A year later, BYU had another plan in place. A plan to enclose one end of the stadium and create a horseshoe bowl was promoted at one point. In the end, over 35,000 new permanent seats were added by lowering the playing surface six feet, which allowed for additional rows of seats to be added at the bottom of the existing grandstands, and by erecting permanent bleachers large enough to seat approximately 15,000 people in both end zones.
The press box, executive box, and loges located at the top of the west grandstand were expanded and upgraded as well.
The stadium expansion started immediately following the 1981 season finale on November 21. However, the final approval of the full-scale expansion was not announced until February 9, 1982. The construction contract was valued at $12.4 million.

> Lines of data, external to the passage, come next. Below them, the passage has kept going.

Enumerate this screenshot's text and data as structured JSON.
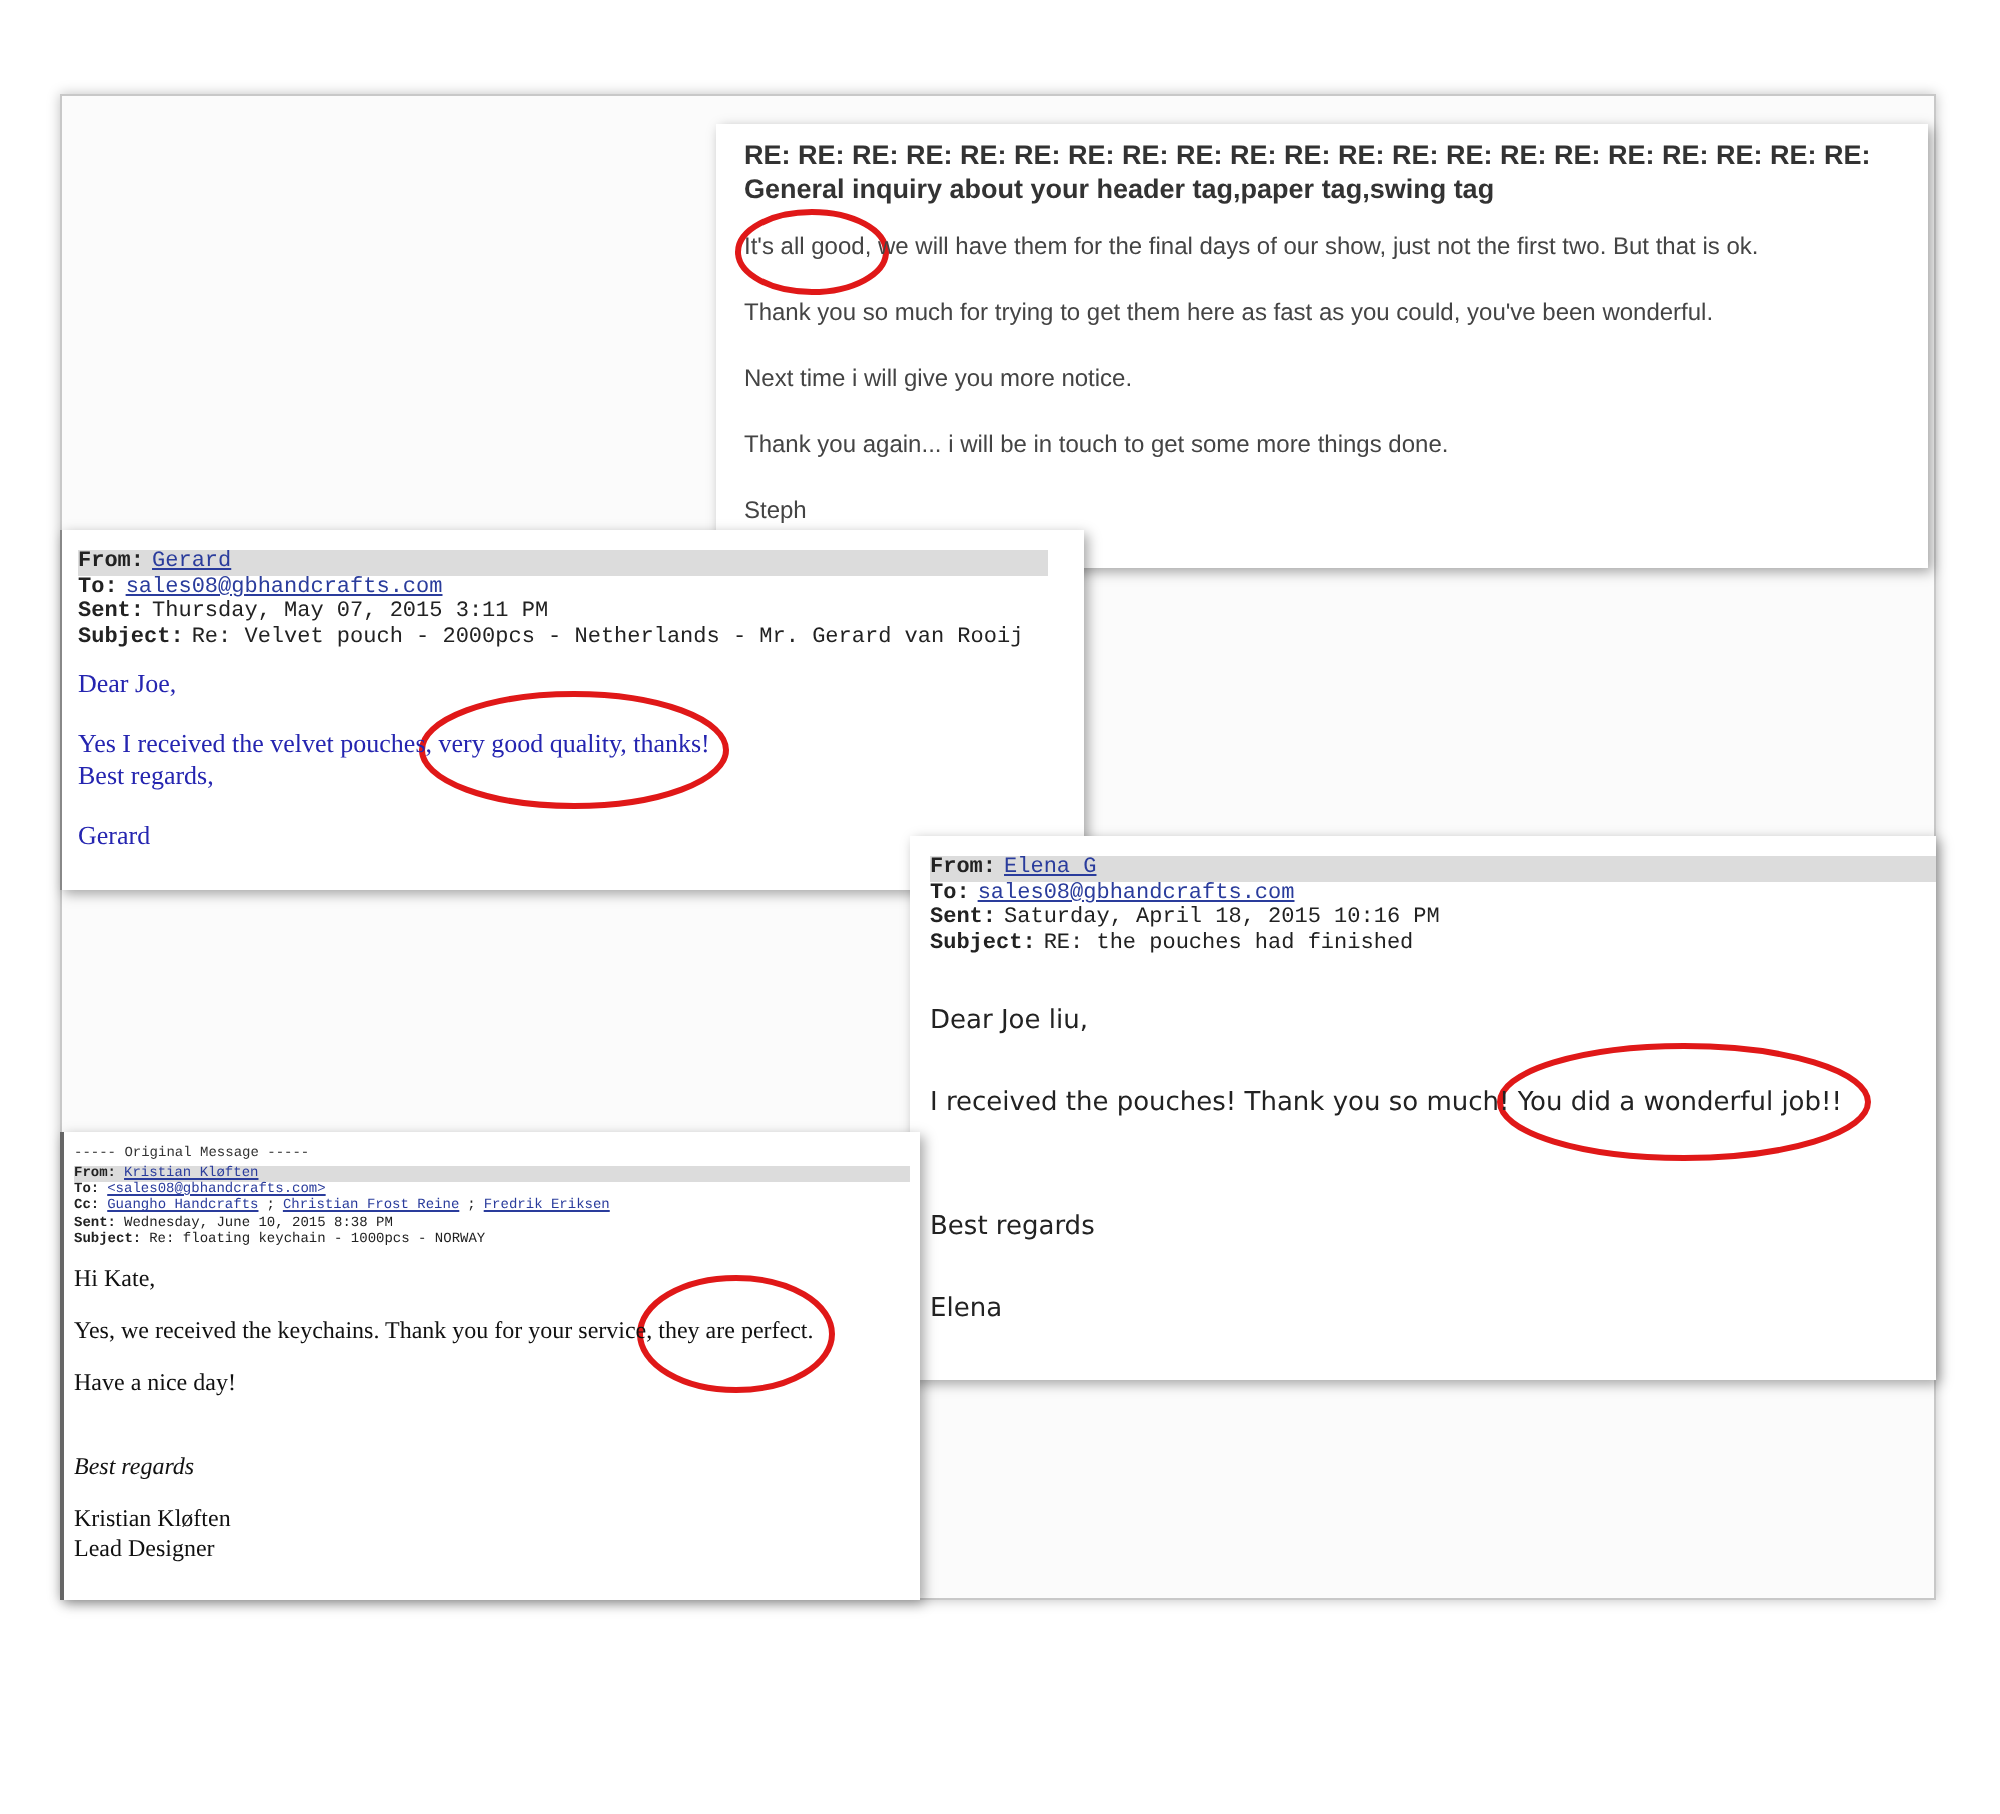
{
  "emails": [
    {
      "kind": "webmail",
      "subject": "RE: RE: RE: RE: RE: RE: RE: RE: RE: RE: RE: RE: RE: RE: RE: RE: RE: RE: RE: RE: RE: General inquiry about your header tag,paper tag,swing tag",
      "paragraphs": [
        {
          "lines": [
            "It's all good, we will have them for the final days of our show, just not the first two. But that is ok."
          ],
          "italic": false
        },
        {
          "lines": [
            "Thank you so much for trying to get them here as fast as you could, you've been wonderful."
          ],
          "italic": false
        },
        {
          "lines": [
            "Next time i will give you more notice."
          ],
          "italic": false
        },
        {
          "lines": [
            "Thank you again... i will be in touch to get some more things done."
          ],
          "italic": false
        },
        {
          "lines": [
            "Steph"
          ],
          "italic": false
        }
      ]
    },
    {
      "kind": "richtext",
      "headers": [
        {
          "label": "From:",
          "links": [
            "Gerard"
          ]
        },
        {
          "label": "To:",
          "links": [
            "sales08@gbhandcrafts.com"
          ]
        },
        {
          "label": "Sent:",
          "text": "Thursday, May 07, 2015 3:11 PM"
        },
        {
          "label": "Subject:",
          "text": "Re: Velvet pouch - 2000pcs - Netherlands - Mr. Gerard van Rooij"
        }
      ],
      "paragraphs": [
        {
          "lines": [
            "Dear Joe,"
          ],
          "italic": false
        },
        {
          "lines": [
            "Yes I received the velvet pouches, very good quality, thanks!",
            "Best regards,"
          ],
          "italic": false
        },
        {
          "lines": [
            "Gerard"
          ],
          "italic": false
        }
      ]
    },
    {
      "kind": "plaintext",
      "headers": [
        {
          "label": "From:",
          "links": [
            "Elena G"
          ]
        },
        {
          "label": "To:",
          "links": [
            "sales08@gbhandcrafts.com"
          ]
        },
        {
          "label": "Sent:",
          "text": "Saturday, April 18, 2015 10:16 PM"
        },
        {
          "label": "Subject:",
          "text": "RE: the pouches had finished"
        }
      ],
      "paragraphs": [
        {
          "lines": [
            "Dear Joe liu,"
          ],
          "italic": false
        },
        {
          "lines": [
            "I received the pouches! Thank you so much! You did a wonderful job!!"
          ],
          "italic": false
        },
        {
          "lines": [
            "Best regards"
          ],
          "italic": false
        },
        {
          "lines": [
            "Elena"
          ],
          "italic": false
        }
      ]
    },
    {
      "kind": "compact",
      "banner": "----- Original Message -----",
      "headers": [
        {
          "label": "From:",
          "links": [
            "Kristian Kløften"
          ]
        },
        {
          "label": "To:",
          "links": [
            "<sales08@gbhandcrafts.com>"
          ]
        },
        {
          "label": "Cc:",
          "links": [
            "Guangho Handcrafts",
            "Christian Frost Reine",
            "Fredrik Eriksen"
          ],
          "separator": ";"
        },
        {
          "label": "Sent:",
          "text": "Wednesday, June 10, 2015 8:38 PM"
        },
        {
          "label": "Subject:",
          "text": "Re: floating keychain - 1000pcs - NORWAY"
        }
      ],
      "paragraphs": [
        {
          "lines": [
            "Hi Kate,"
          ],
          "italic": false
        },
        {
          "lines": [
            "Yes, we received the keychains. Thank you for your service, they are perfect."
          ],
          "italic": false
        },
        {
          "lines": [
            "Have a nice day!"
          ],
          "italic": false
        },
        {
          "lines": [
            "Best regards"
          ],
          "italic": true
        },
        {
          "lines": [
            "Kristian Kløften",
            "Lead Designer"
          ],
          "italic": false
        }
      ]
    }
  ]
}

The project involved moving approximately 40,000 cubic yards of earth, including the track surface that was scheduled to host the NCAA Championships for a third time in 1982.
When all was said and done, the new stadium could hold 65,000 people, roughly the same size as the University of Texas’ Darrell K. Royal Stadium. It was one of the largest stadiums in all of college football. Notre Dame Stadium only held 59,075 people. Bryant-Denny Stadium (known then simply as Denny Stadium), home of the Alabama Crimson Tide, had a capacity of 60,000. Doak Campbell Stadium where the Florida State Seminoles played seated just 55,246.
The first game was held September 25, 1982, against the Air Force Academy. The attendance was 64,253 people.